A new study (R) conducted by the neuroscientists from the Emori Health Sciences has discovered a focal pathway in the brain whose electrical stimulation can initiate laughter in an individual. This is often accompanied with a feeling of calmness and happiness even during an awake brain surgery.

These possible effects were studies on an epilepsy patient who was undergoing diagnostic monitoring during the seizure diagnosis. The patient then underwent an awake open surgery where this possibility was tested out to be effective enough. Later, the same thing was also confirmed in two other patients.


The behavioural changes upon direct stimulation of the cingulum bundle in the brain which is a white matter region in the brain was found to elicit laughter and calmness in two epilepsy patients undergoing diagnostic monitoring.

The neuroscientists have labeled this new finding as a potentially transformative way of calming down the nerves of the patients undergoing an awake brain surgery. This could also pan out to be beneficial for the patients who are not anxious at all.

It is beneficial to conduct an awake surgery to note any kind of possible impacts the resection could bring in to the brain functions of the patient. It is important for the surgeon to keep interacting with the patient to keep a track of any form of possible impairments accompanying the surgery.

Kelly Bijanki who is the lead author of the study stated that it is quite common even for the well prepped patients to start panicking before a brain surgery which is very fatal and dangerous. She further went on to describe that even the patient they conducted the study on had similar issues because of struggling with borderline anxiety. When the neuroscientists revived her back from her anesthesia, she did start to panic. In order to cope with that, the scientists stimulated her cingulum and she immediately reported to have feelings of happiness and calm in her mind altogether.

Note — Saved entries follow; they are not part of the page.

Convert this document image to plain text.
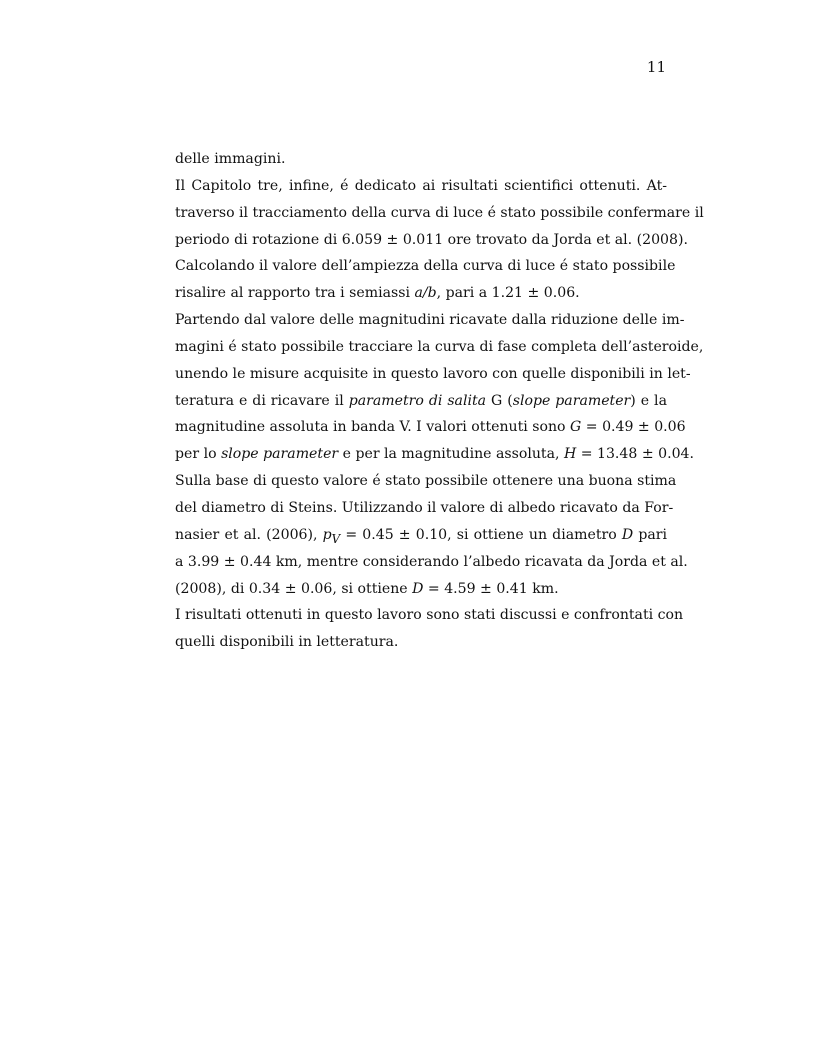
11
delle immagini.
Il Capitolo tre, infine, é dedicato ai risultati scientifici ottenuti. At-
traverso il tracciamento della curva di luce é stato possibile confermare il
periodo di rotazione di 6.059 ± 0.011 ore trovato da Jorda et al. (2008).
Calcolando il valore dell’ampiezza della curva di luce é stato possibile
risalire al rapporto tra i semiassi a/b, pari a 1.21 ± 0.06.
Partendo dal valore delle magnitudini ricavate dalla riduzione delle im-
magini é stato possibile tracciare la curva di fase completa dell’asteroide,
unendo le misure acquisite in questo lavoro con quelle disponibili in let-
teratura e di ricavare il parametro di salita G (slope parameter) e la
magnitudine assoluta in banda V. I valori ottenuti sono G = 0.49 ± 0.06
per lo slope parameter e per la magnitudine assoluta, H = 13.48 ± 0.04.
Sulla base di questo valore é stato possibile ottenere una buona stima
del diametro di Steins. Utilizzando il valore di albedo ricavato da For-
nasier et al. (2006), $p_V = 0.45 \pm 0.10$, si ottiene un diametro D pari
a 3.99 ± 0.44 km, mentre considerando l’albedo ricavata da Jorda et al.
(2008), di 0.34 ± 0.06, si ottiene D = 4.59 ± 0.41 km.
I risultati ottenuti in questo lavoro sono stati discussi e confrontati con
quelli disponibili in letteratura.
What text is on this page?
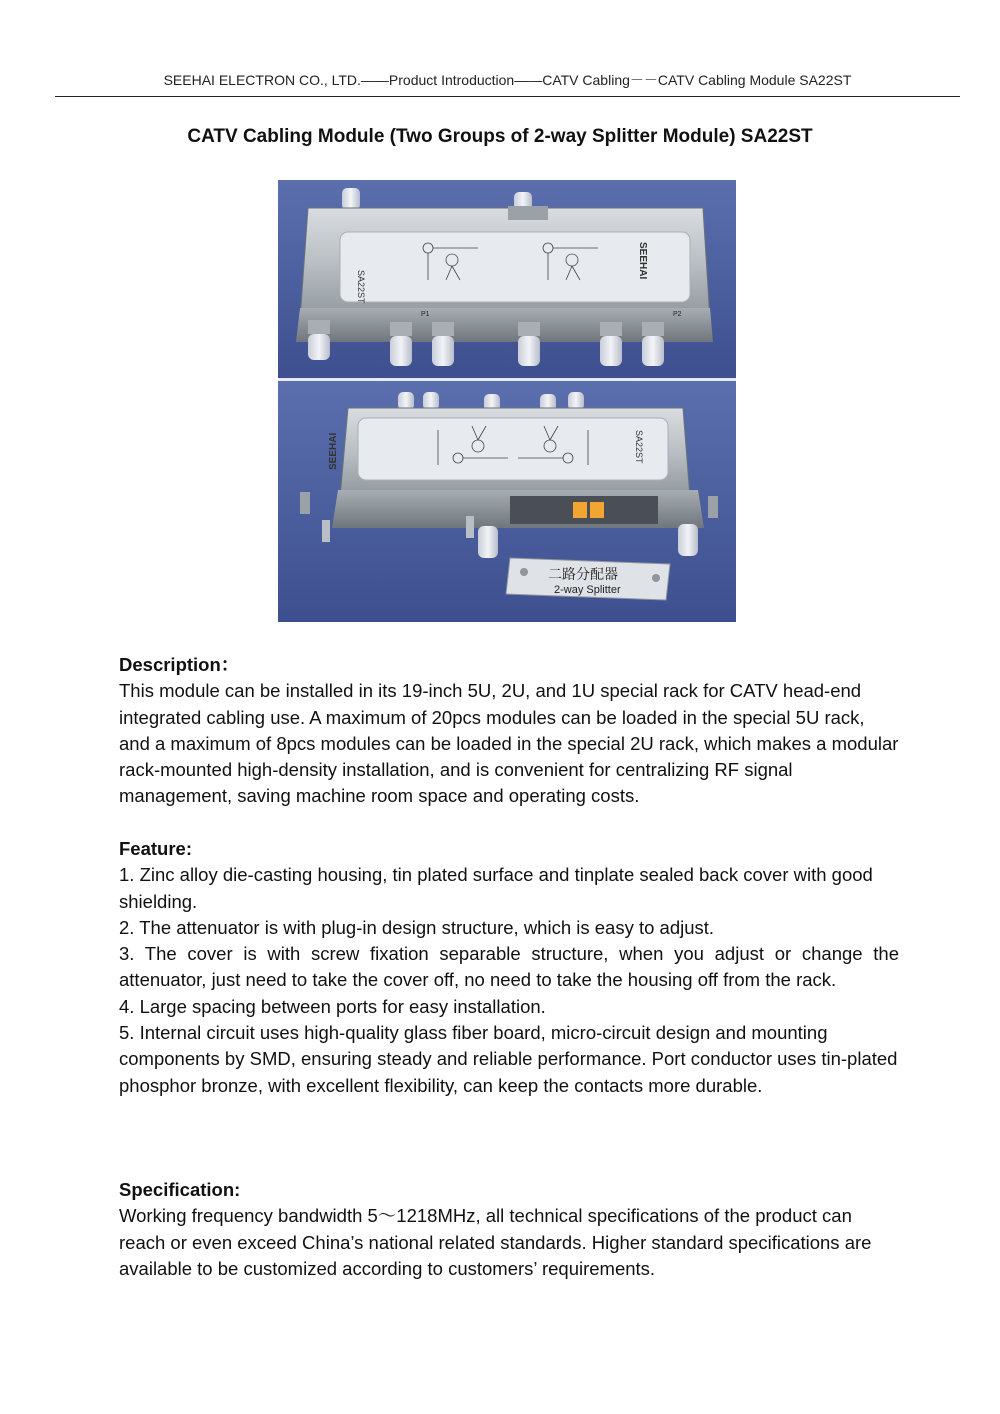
SEEHAI ELECTRON CO., LTD.——Product Introduction——CATV Cabling－－CATV Cabling Module SA22ST
CATV Cabling Module (Two Groups of 2-way Splitter Module) SA22ST
SA22ST
SEEHAI
P1	P2
SEEHAI	SA22ST
二路分配器
2-way Splitter
Description：

This module can be installed in its 19-inch 5U, 2U, and 1U special rack for CATV head-end integrated cabling use. A maximum of 20pcs modules can be loaded in the special 5U rack, and a maximum of 8pcs modules can be loaded in the special 2U rack, which makes a modular rack-mounted high-density installation, and is convenient for centralizing RF signal management, saving machine room space and operating costs.

Feature:

1. Zinc alloy die-casting housing, tin plated surface and tinplate sealed back cover with good shielding.

2. The attenuator is with plug-in design structure, which is easy to adjust.

3. The cover is with screw fixation separable structure, when you adjust or change the attenuator, just need to take the cover off, no need to take the housing off from the rack.

4. Large spacing between ports for easy installation.

5. Internal circuit uses high-quality glass fiber board, micro-circuit design and mounting components by SMD, ensuring steady and reliable performance. Port conductor uses tin-plated phosphor bronze, with excellent flexibility, can keep the contacts more durable.

Specification:

Working frequency bandwidth 5～1218MHz, all technical specifications of the product can reach or even exceed China’s national related standards. Higher standard specifications are available to be customized according to customers’ requirements.
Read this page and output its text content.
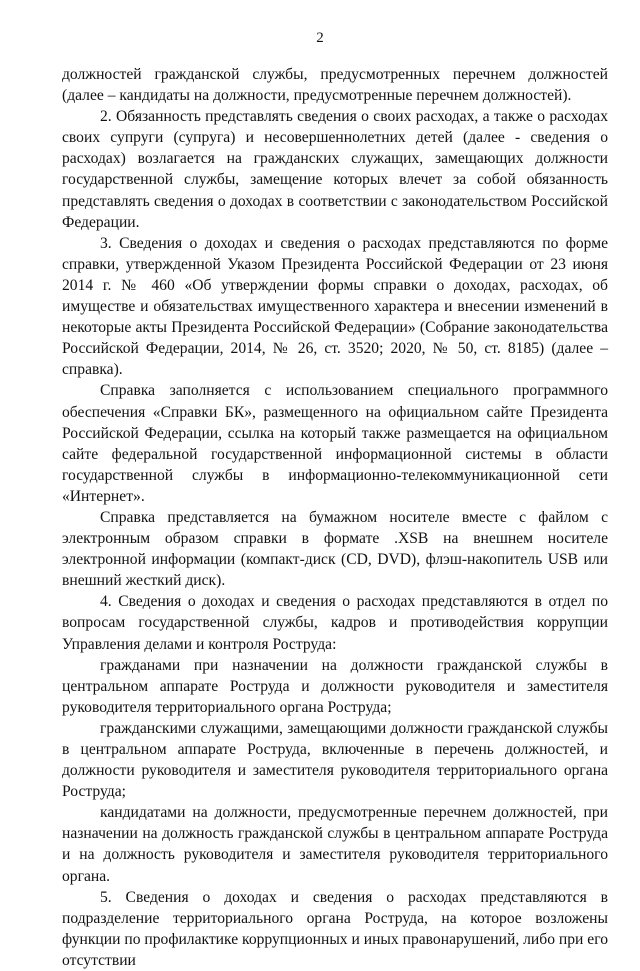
2

должностей гражданской службы, предусмотренных перечнем должностей (далее – кандидаты на должности, предусмотренные перечнем должностей).

2. Обязанность представлять сведения о своих расходах, а также о расходах своих супруги (супруга) и несовершеннолетних детей (далее - сведения о расходах) возлагается на гражданских служащих, замещающих должности государственной службы, замещение которых влечет за собой обязанность представлять сведения о доходах в соответствии с законодательством Российской Федерации.

3. Сведения о доходах и сведения о расходах представляются по форме справки, утвержденной Указом Президента Российской Федерации от 23 июня 2014 г. № 460 «Об утверждении формы справки о доходах, расходах, об имуществе и обязательствах имущественного характера и внесении изменений в некоторые акты Президента Российской Федерации» (Собрание законодательства Российской Федерации, 2014, № 26, ст. 3520; 2020, № 50, ст. 8185) (далее – справка).

Справка заполняется с использованием специального программного обеспечения «Справки БК», размещенного на официальном сайте Президента Российской Федерации, ссылка на который также размещается на официальном сайте федеральной государственной информационной системы в области государственной службы в информационно-телекоммуникационной сети «Интернет».

Справка представляется на бумажном носителе вместе с файлом с электронным образом справки в формате .XSB на внешнем носителе электронной информации (компакт-диск (CD, DVD), флэш-накопитель USB или внешний жесткий диск).

4. Сведения о доходах и сведения о расходах представляются в отдел по вопросам государственной службы, кадров и противодействия коррупции Управления делами и контроля Роструда:

гражданами при назначении на должности гражданской службы в центральном аппарате Роструда и должности руководителя и заместителя руководителя территориального органа Роструда;

гражданскими служащими, замещающими должности гражданской службы в центральном аппарате Роструда, включенные в перечень должностей, и должности руководителя и заместителя руководителя территориального органа Роструда;

кандидатами на должности, предусмотренные перечнем должностей, при назначении на должность гражданской службы в центральном аппарате Роструда и на должность руководителя и заместителя руководителя территориального органа.

5. Сведения о доходах и сведения о расходах представляются в подразделение территориального органа Роструда, на которое возложены функции по профилактике коррупционных и иных правонарушений, либо при его отсутствии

Not just in the field of brain surgeries and the associated, understanding the process of stimulation of the cingulum bundle can also pan out to be an important prospect in treating mental health conditions like anxiety and depression. This study was the only one able to name specifically responsibly for eliciting the anti-anxiety responses in individuals.

The cingulum bundle is found under the cortex, encompassing the midbrain and resembles the shape of a belt which is why the name. The area in the bundle designated for the laughter and happiness was found to be on the top and front of the bundle. It is considered as a logical target, mainly because of the fact that it has better connections with other parts of the brain which helps coordinate a number of complex emotional responses.

This bundle is located in a different location than the reward centers like ventral striatum which has been a primary site of treatment for depression and other mental health issues.

Upon the cingulum bundle stimulation, it was found that there was an immediate change in the behaviour including stances of laughter and smiles and an overall calmness in the mind. The authors further wrote that the patients reported experiencing an overall relaxing and calming feeling altogether which was unlike the normal stances of what they normally experienced prior to the same.

Two of the other patients who underwent the cingulum stimulation did not necessarily undergo any kind of awake brain surgery. Both of the patients, upon triggering the cingulum bundle smiled and had a very calming feeling altogether.

Owing to the kind of results they witnessed from the same, the researchers concluded the stimulation of the cingulum bundle could be very effective in the healing process for patients who have underwent a brain surgery as well as epileptic patients.